Au-delà du prix affiché par signature, le coût réel inclut les licences, les volumes d'OTP SMS, les intégrations sur mesure et l'archivage à long terme. Les grilles tarifaires opaques freinent la décision, en particulier pour les PME.
Sans politique de signature claire (qui peut signer quoi, avec quel niveau eIDAS, avec quel workflow d'approbation), le déploiement reste anecdotique. L'obstacle est culturel et organisationnel autant que technique.
Six critères suffisent à disqualifier la majorité des offres et à converger vers un choix éclairé. Nous recommandons de les reprendre tels quels dans votre cahier des charges.
Exigez la liste précise des niveaux supportés (SES, AES, QES), l'identification du prestataire de services de confiance (ou du QTSP partenaire), et la publication de l'audit trail inclus dans chaque document signé.
France ou Union européenne de préférence, avec engagement contractuel sur l'absence de transfert extra-UE. Vérifiez l'hébergeur (OVH, Scaleway, AWS UE avec région UE explicite), la certification ISO 27001 et, pour la santé, HDS.
Webhooks standards (envelope.sent, envelope.signed, envelope.declined), API REST documentée (OpenAPI), connecteurs Zapier / Make / HubSpot / Salesforce / Slack. Sans intégrations, la signature reste un silo.
Privilégiez les plans à prix fixe par utilisateur ou par enveloppe, avec des seuils inclus clairs. Méfiez-vous des surcoûts cachés (OTP SMS, archivage longue durée, exports).
Testez le parcours sans compte : temps moyen de signature, accessibilité mobile, clarté des consignes, gestion du refus. Un bon indicateur : moins de 3 clics pour un signataire déjà identifié.

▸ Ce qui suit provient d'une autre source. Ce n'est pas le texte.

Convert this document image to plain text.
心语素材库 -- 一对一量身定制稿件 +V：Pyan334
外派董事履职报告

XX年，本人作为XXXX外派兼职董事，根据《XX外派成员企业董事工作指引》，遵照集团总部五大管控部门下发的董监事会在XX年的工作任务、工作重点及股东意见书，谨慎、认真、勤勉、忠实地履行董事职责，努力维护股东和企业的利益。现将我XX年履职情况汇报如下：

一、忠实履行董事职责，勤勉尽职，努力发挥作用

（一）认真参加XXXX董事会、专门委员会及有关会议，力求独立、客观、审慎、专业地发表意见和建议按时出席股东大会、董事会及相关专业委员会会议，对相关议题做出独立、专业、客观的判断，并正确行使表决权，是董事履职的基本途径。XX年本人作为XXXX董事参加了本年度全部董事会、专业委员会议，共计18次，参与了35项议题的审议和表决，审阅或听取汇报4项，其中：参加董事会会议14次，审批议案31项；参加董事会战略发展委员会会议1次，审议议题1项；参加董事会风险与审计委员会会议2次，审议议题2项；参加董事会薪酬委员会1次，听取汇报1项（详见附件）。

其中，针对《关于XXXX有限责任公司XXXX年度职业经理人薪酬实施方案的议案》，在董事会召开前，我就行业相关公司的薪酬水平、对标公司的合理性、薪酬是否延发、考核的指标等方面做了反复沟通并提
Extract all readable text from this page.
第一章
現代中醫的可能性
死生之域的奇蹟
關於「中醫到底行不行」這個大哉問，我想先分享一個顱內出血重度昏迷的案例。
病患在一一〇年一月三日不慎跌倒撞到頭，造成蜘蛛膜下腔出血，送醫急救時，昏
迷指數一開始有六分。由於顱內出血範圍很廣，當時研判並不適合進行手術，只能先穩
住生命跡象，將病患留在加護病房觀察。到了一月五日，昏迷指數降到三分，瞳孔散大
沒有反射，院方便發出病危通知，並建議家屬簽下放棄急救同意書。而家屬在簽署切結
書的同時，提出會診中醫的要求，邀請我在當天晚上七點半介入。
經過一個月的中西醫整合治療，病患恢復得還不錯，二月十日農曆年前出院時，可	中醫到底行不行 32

Français, anglais, espagnol, allemand, italien au minimum si votre activité est européenne. La localisation des emails et de l'interface signataire est clé pour les taux de complétion.
Par transparence — puisque ce rapport est publié par Certyneo —, nous précisons ici ce que nous proposons, ce que nous ne proposons pas, et ce qui nous différencie.
La signature électronique a franchi le cap de la banalisation. En 2026, elle est présente dans la quasi-totalité des grandes entreprises françaises, gagne rapidement les PME, et s'installe durablement dans le secteur public grâce à la dématérialisation des marchés. Les chiffres le confirment : le marché croît à un rythme à deux chiffres, les coûts diminuent, les intégrations se standardisent.
Trois priorités se dessinent pour les dix-huit prochains mois. D'abord, anticiper l'arrivée du portefeuille EUDI : les entreprises qui s'équipent aujourd'hui d'une solution eIDAS-conforme et extensible ne subiront pas une migration coûteuse lorsque la QES se démocratisera. Ensuite, consolider la gouvernance interne : une politique de signature claire, déclinée par typologie de contrat et par niveau d'enjeu, reste le principal facteur de succès — davantage que le choix de l'outil lui-même. Enfin, intégrer la signature aux processus métiers plutôt que de l'en extraire : la valeur se crée dans les workflows (CRM, SIRH, achats, juridique), pas dans la plateforme isolée.
À horizon 2027, nous anticipons trois mouvements : la QES deviendra majoritaire sur les contrats à enjeu élevé ; l'IA sera intégrée nativement à la relecture des contrats, avec un encadrement réglementaire spécifique (AI Act) ; et la souveraineté européenne — hébergement UE, indépendance vis-à-vis du Cloud Act — deviendra un critère d'achat discriminant dans la majorité des appels d'offres B2B.
La signature électronique n'est plus un projet IT. Elle est devenue une infrastructure contractuelle. Les organisations qui la traitent comme telle — avec la rigueur, la gouvernance et la pérennité qu'on accorde à une infrastructure — en tirent le meilleur parti.